Law, William (2026) Decolonising the Master’s Gift: East Africa’s Railways and the Limits of Regional Unity, 1945–65. University of Southampton, Doctoral Thesis, 290pp.
Abstract
As historians of the British Empire have increasingly turned to consider decolonisation beyond the framework of the nation-state, so too have transport historians begun to examine how workers, passengers, and communities influenced the railway infrastructures with which they engaged. Yet, despite substantial scholarship dedicated to colonial railways and what historians have described as the ‘federal moment’, limited attention has been given to railway systems as one of the regional experiments trialled by colonial powers.
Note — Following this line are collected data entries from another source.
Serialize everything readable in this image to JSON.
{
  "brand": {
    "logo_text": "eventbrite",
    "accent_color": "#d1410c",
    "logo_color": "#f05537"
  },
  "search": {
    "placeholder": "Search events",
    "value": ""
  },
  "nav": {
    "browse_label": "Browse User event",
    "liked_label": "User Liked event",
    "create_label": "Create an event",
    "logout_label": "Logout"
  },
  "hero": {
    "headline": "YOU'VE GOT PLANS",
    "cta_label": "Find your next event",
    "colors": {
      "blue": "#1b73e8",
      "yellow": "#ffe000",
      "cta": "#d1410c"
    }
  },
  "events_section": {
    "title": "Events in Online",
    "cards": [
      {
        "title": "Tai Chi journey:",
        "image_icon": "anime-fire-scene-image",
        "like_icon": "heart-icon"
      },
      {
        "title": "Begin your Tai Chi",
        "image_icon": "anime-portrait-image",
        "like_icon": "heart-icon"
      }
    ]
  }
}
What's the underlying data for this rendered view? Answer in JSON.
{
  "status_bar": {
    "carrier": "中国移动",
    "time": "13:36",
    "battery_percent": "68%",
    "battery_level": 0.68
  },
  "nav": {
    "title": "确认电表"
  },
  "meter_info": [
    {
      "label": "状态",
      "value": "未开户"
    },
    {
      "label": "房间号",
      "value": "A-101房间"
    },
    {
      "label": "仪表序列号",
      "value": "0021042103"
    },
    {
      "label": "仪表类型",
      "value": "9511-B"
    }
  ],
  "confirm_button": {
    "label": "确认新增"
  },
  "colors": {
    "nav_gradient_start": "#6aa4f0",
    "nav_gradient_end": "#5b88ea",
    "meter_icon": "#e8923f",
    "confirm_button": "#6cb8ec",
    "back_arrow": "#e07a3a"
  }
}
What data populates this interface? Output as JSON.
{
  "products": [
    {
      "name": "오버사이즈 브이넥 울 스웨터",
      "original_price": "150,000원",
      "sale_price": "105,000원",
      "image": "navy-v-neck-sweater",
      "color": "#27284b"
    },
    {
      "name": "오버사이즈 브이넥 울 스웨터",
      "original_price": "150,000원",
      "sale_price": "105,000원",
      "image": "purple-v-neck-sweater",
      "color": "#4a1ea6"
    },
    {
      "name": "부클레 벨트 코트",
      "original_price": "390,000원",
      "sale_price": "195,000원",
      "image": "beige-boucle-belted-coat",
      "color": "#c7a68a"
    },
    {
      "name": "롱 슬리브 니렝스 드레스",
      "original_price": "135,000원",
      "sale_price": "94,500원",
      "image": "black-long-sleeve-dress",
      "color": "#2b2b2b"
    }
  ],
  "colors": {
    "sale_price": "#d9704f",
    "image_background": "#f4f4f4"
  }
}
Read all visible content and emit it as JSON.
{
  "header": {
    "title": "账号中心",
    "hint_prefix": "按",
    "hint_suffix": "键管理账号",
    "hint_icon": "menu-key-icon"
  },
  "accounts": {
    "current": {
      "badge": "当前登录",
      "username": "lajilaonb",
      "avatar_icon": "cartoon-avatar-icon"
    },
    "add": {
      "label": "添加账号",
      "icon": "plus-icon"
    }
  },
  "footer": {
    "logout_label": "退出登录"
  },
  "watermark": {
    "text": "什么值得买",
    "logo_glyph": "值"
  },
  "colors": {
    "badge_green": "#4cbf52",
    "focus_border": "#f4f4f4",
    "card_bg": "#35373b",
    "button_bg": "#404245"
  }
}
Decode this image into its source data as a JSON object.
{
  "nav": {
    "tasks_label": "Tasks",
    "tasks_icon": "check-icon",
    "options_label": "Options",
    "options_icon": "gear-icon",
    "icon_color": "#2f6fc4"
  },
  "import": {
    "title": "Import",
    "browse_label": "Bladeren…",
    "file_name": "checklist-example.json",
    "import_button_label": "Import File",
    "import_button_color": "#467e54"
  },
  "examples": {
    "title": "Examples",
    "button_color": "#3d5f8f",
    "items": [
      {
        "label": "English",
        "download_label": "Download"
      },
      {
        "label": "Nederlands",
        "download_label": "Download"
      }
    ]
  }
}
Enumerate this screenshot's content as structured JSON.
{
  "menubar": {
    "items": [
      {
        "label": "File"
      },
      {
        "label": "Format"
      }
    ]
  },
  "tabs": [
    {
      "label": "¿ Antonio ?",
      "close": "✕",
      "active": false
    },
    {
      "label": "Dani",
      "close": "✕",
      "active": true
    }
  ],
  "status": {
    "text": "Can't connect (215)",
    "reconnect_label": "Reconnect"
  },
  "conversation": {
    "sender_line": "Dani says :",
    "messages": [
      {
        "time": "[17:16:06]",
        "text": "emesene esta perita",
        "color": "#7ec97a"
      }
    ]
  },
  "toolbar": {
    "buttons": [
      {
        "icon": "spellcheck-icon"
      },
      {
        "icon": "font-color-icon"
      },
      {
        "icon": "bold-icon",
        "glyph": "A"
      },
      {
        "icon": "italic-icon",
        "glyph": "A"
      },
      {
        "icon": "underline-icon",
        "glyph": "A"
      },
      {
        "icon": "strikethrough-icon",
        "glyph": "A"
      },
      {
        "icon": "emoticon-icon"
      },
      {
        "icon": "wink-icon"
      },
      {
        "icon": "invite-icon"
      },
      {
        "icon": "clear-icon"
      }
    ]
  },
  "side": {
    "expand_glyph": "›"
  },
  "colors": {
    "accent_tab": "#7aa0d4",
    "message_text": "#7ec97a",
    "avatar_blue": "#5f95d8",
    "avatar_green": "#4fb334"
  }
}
This thesis addresses this gap through a case study of East Africa’s railways, focusing on Kenya, Uganda, and Tanganyika in the post-war era and towards their independence in the 1960s.By considering how East Africa’s railways operated as an inter-territorial system from 1948, and, in turn, how far regional – or local – dynamics shaped its operations, this thesis uses railways as a prism though which to examine processes of claims-making alongside federation-building, statecraft, and anti-colonial resistance. Overall, it argues that regional constraints created a context in which it was possible for East Africans to challenge the idea of how a colonial and post-colonial railway system was supposed to work, and the role it was expected to play in local, national, and transnational contexts. From cabinet ministers and parliamentarians to railway managers and their engineers, British officials projected ideological agendas onto East Africa’s railways. Yet, at the same time, East African politicians, workers, and communities staked their own claims in railway infrastructure, brokering formal and informal relationships with those who administered it, ultimately shaping the British model.In addressing the above concerns, this thesis uncovers previously unheard voices, whose influence reveals the limits of East Africa’s railway infrastructure as its footprint grew across the region. In doing so, it provides a model for examining how other regional entities worked during the British Empire, and how far these supra-national parameters enabled or restricted the agency of the individuals and communities who interacted with them.